New data from the Copernicus Climate Change Service and the European Commission shows that 2024 is already on pace to be the hottest year on record. Through March 31, 2024, there have been 91 days so far this year – and 54 of them, or nearly 60%, have been hotter than the comparable calendar day every year going back to 1940, according to the Copernicus Climate Pulse tool

Of the 54 record-breaking days this year, air temperatures have been anywhere from 1 to 1.9 degrees Fahrenheit above the global average in the period from 1990 to 2020. Even among the days in 2024 that have not broken records, average global air temperatures have been at least 0.9 degrees above the baseline reference period. 

Sea surface temperature abnormalities in the first quarter of 2024 are even more alarming. Every day this year, the ocean surface has been warmer than it has been in every comparable calendar day since record keeping began in 1979. In each of the 91 days of available data so far this year, sea surface temperatures have exceeded the 1991-2020 baseline average by as much as 1.3 degrees Fahrenheit, and never by less than 0.9 degrees Fahrenheit. 

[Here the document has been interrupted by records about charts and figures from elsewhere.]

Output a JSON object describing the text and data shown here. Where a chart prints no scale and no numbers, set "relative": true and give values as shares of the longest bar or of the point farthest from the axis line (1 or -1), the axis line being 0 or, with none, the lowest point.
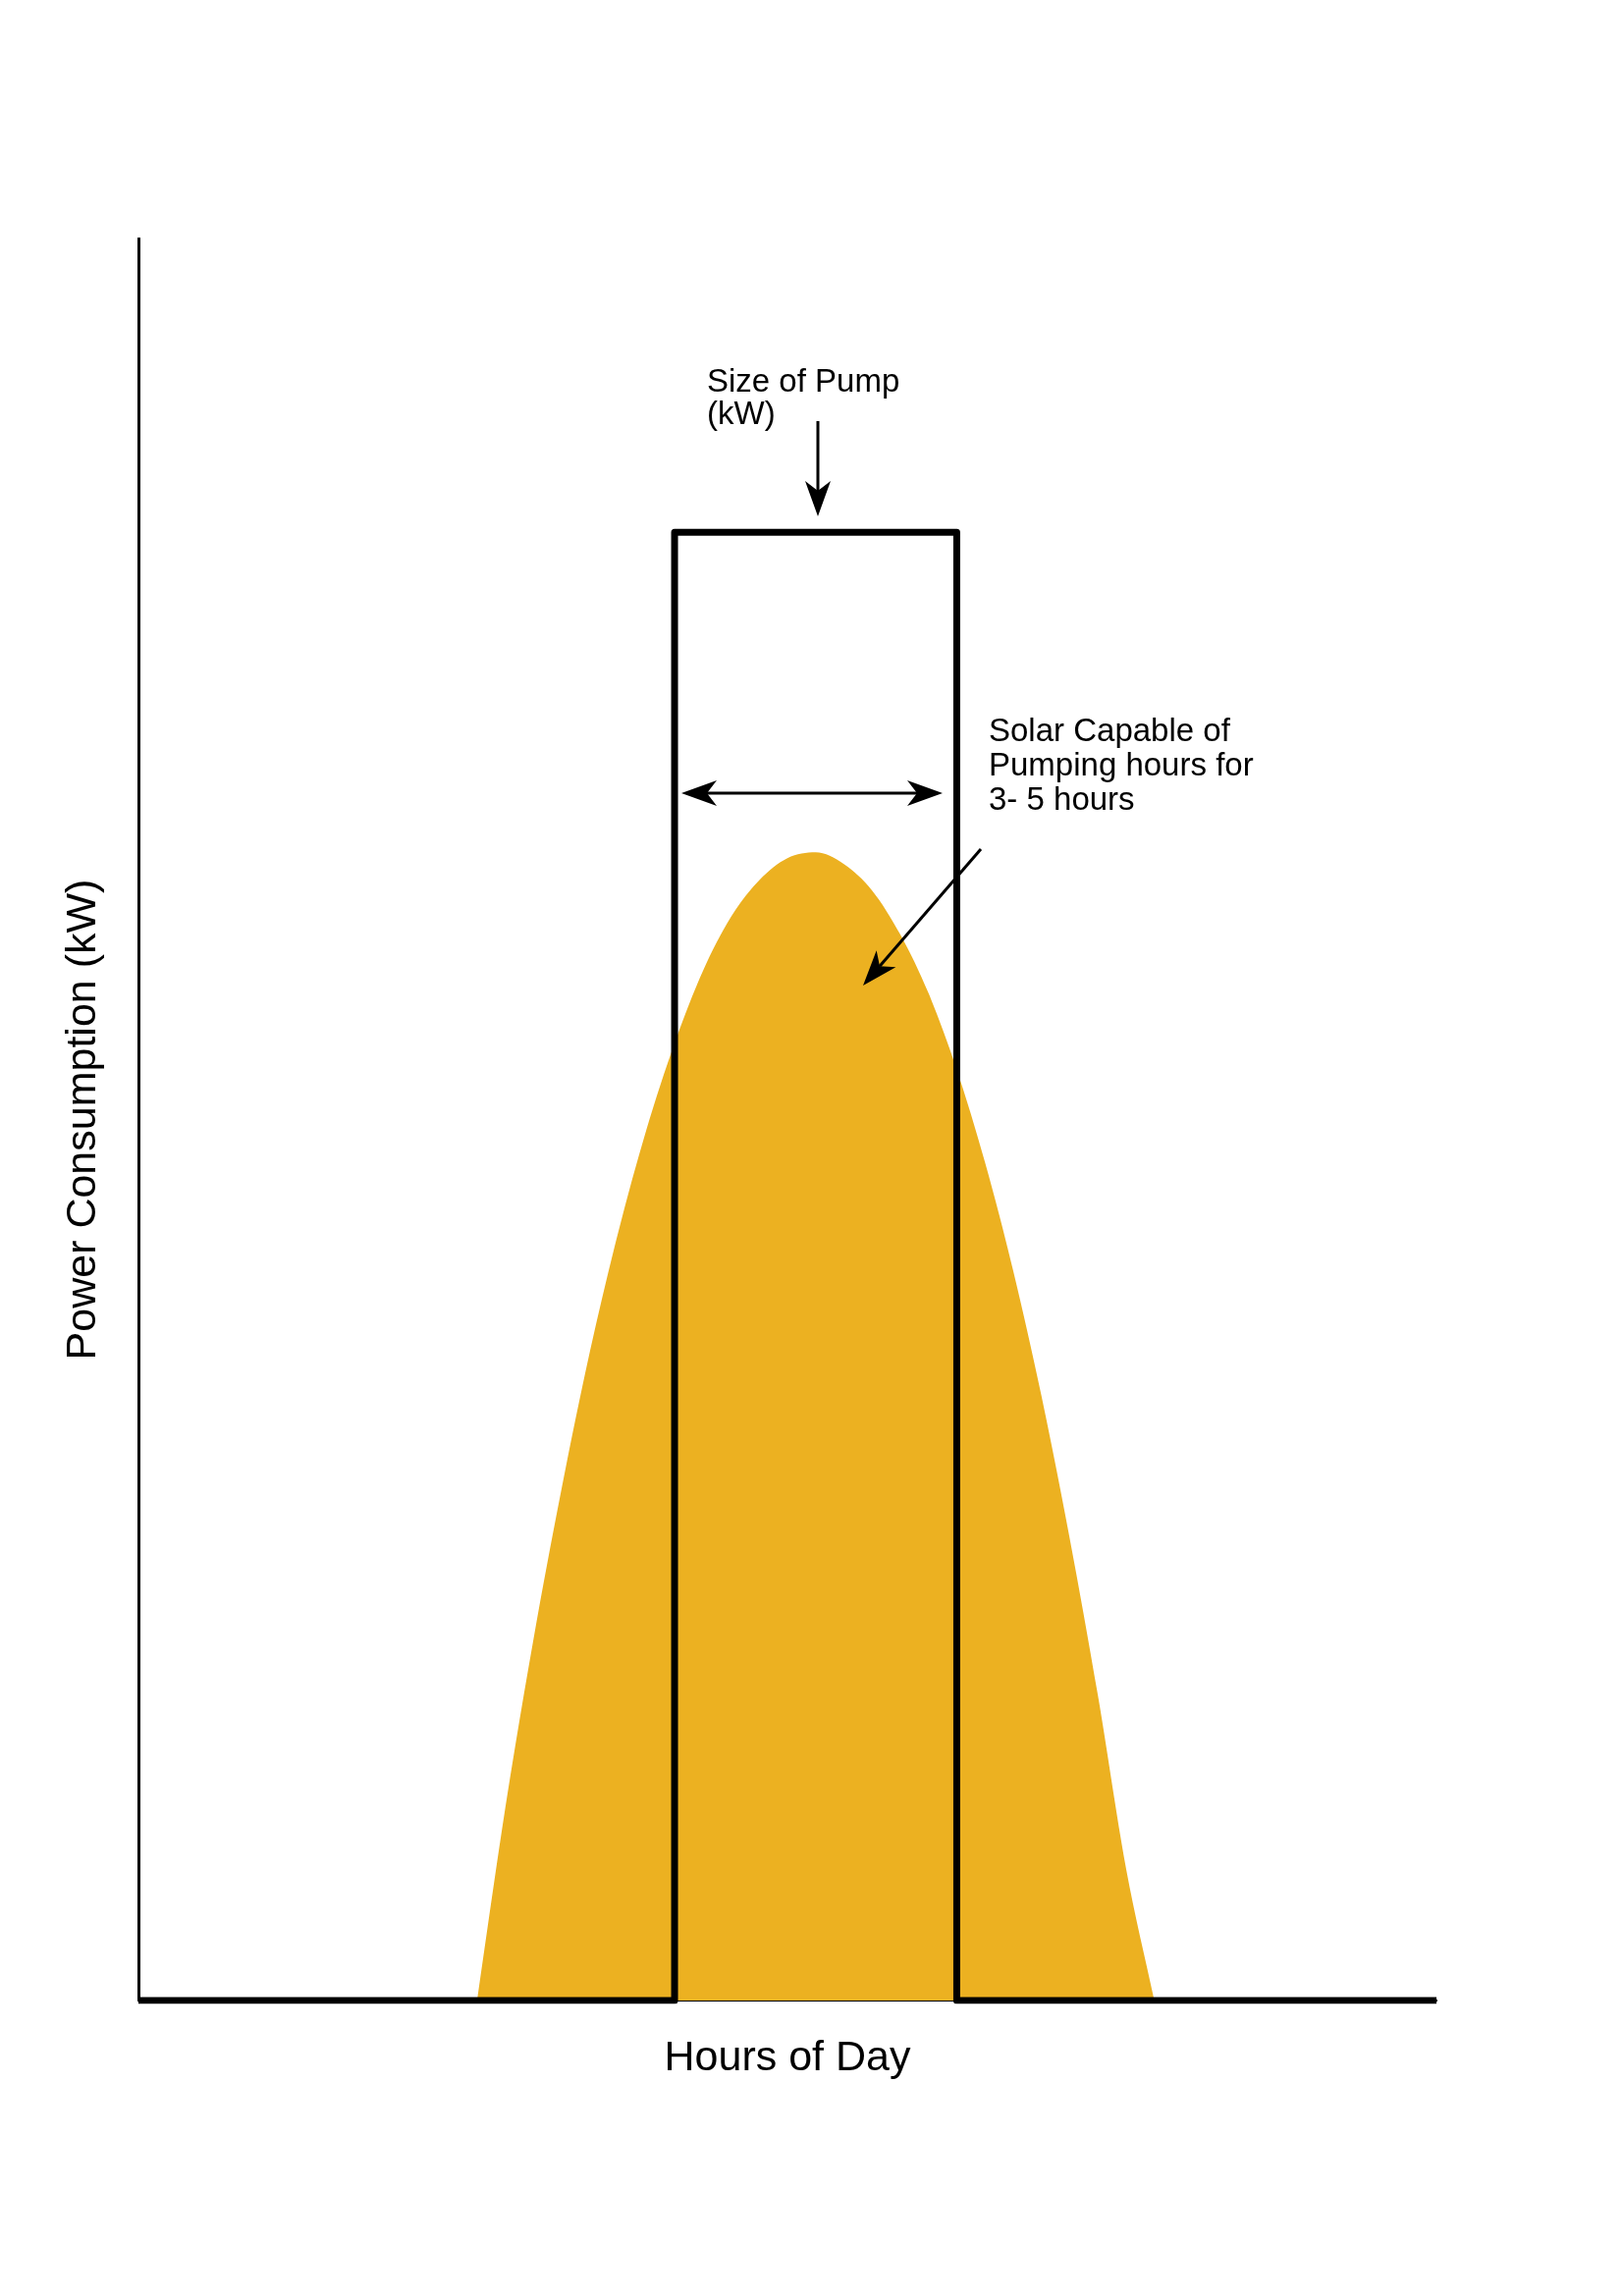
{
  "chart_data": {
    "type": "area",
    "relative": true,
    "xlabel": "Hours of Day",
    "ylabel": "Power Consumption (kW)",
    "tick_labels": false,
    "categories": [
      null,
      null,
      null,
      null,
      null,
      null,
      null,
      null,
      null,
      null,
      null,
      null,
      null,
      null,
      null,
      null,
      null,
      null,
      null,
      null,
      null,
      null,
      null,
      null,
      null,
      null,
      null,
      null,
      null,
      null,
      null,
      null,
      null,
      null,
      null,
      null,
      null,
      null,
      null,
      null,
      null,
      null,
      null,
      null,
      null,
      null,
      null
    ],
    "series": [
      {
        "color": "#ecb121",
        "values": [
          null,
          null,
          null,
          null,
          null,
          null,
          null,
          null,
          null,
          null,
          null,
          null,
          0,
          0.131,
          0.246,
          0.349,
          0.442,
          0.523,
          0.593,
          0.652,
          0.701,
          0.738,
          0.763,
          0.778,
          0.782,
          0.774,
          0.756,
          0.726,
          0.686,
          0.634,
          0.571,
          0.497,
          0.412,
          0.315,
          0.208,
          0.09,
          0,
          null,
          null,
          null,
          null,
          null,
          null,
          null,
          null,
          null,
          null
        ]
      },
      {
        "type": "step",
        "color": "#000000",
        "values": [
          0,
          0,
          0,
          0,
          0,
          0,
          0,
          0,
          0,
          0,
          0,
          0,
          0,
          0,
          0,
          0,
          0,
          0,
          0,
          1,
          1,
          1,
          1,
          1,
          1,
          1,
          1,
          1,
          1,
          0,
          0,
          0,
          0,
          0,
          0,
          0,
          0,
          0,
          0,
          0,
          0,
          0,
          0,
          0,
          0,
          0,
          0
        ]
      }
    ],
    "annotations": [
      "Size of Pump (kW)",
      "Solar Capable of Pumping hours for 3- 5 hours"
    ]
  }
}
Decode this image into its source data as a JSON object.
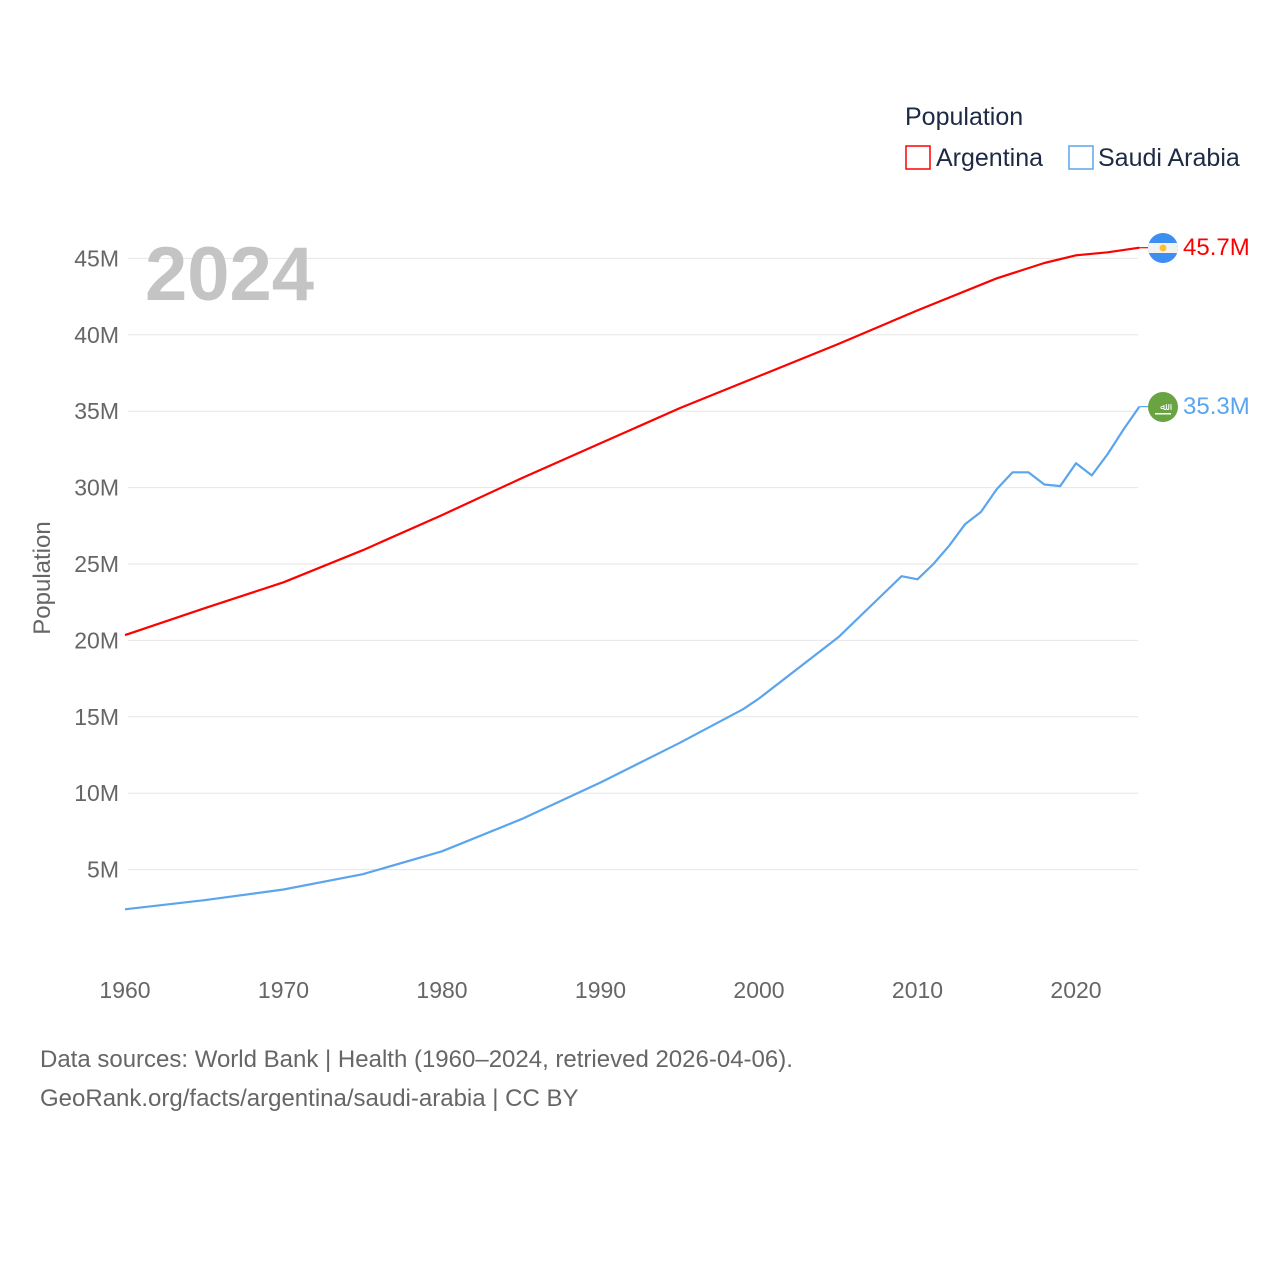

It is important to note that these readings are global averages, and in different places around the world, temperatures can be higher or lower than historic norms at the same time. But so far this year, millions of Americans have already experienced record-high temperatures. According to NOAA data, this past February, average monthly temperatures in four states – Iowa, Minnesota, Missouri, and Wisconsin – hit all-time highs. In these states, the average temperature in February 2024 exceeded the month’s 1901 to 2000 benchmark average by anywhere from 12.1 to 17.4 degrees Fahrenheit.

Whether or not this warming trend continues at a similar pace through the rest of the year, or in subsequent years, remains to be seen. But if it does, the consequences will be dire, as even a fraction of a degree increase in average temperatures over a sustained period will dramatically change life as we know it. 

According to a report from NASA, if average global temperatures climb by 1.5 degrees Celsius, 14% of the world’s population will suffer from extreme heat waves at least once every five years. If temperatures rise by 2.0 degrees Celsius, 37% of the global population will regularly face severe heat waves. 

By the end of the century, that same 0.5 degree Celsius increase in average global temperatures could expose as many as 270 million more people worldwide to water scarcity. It will also likely cause an additional 4 inches of sea level rise, reduced agricultural output, and mass extinction of insects, plants, and vertebrates. 

This year, with each passing day, global temperature data suggests that at least 2.0 degrees Celsius of warming appears increasingly likely.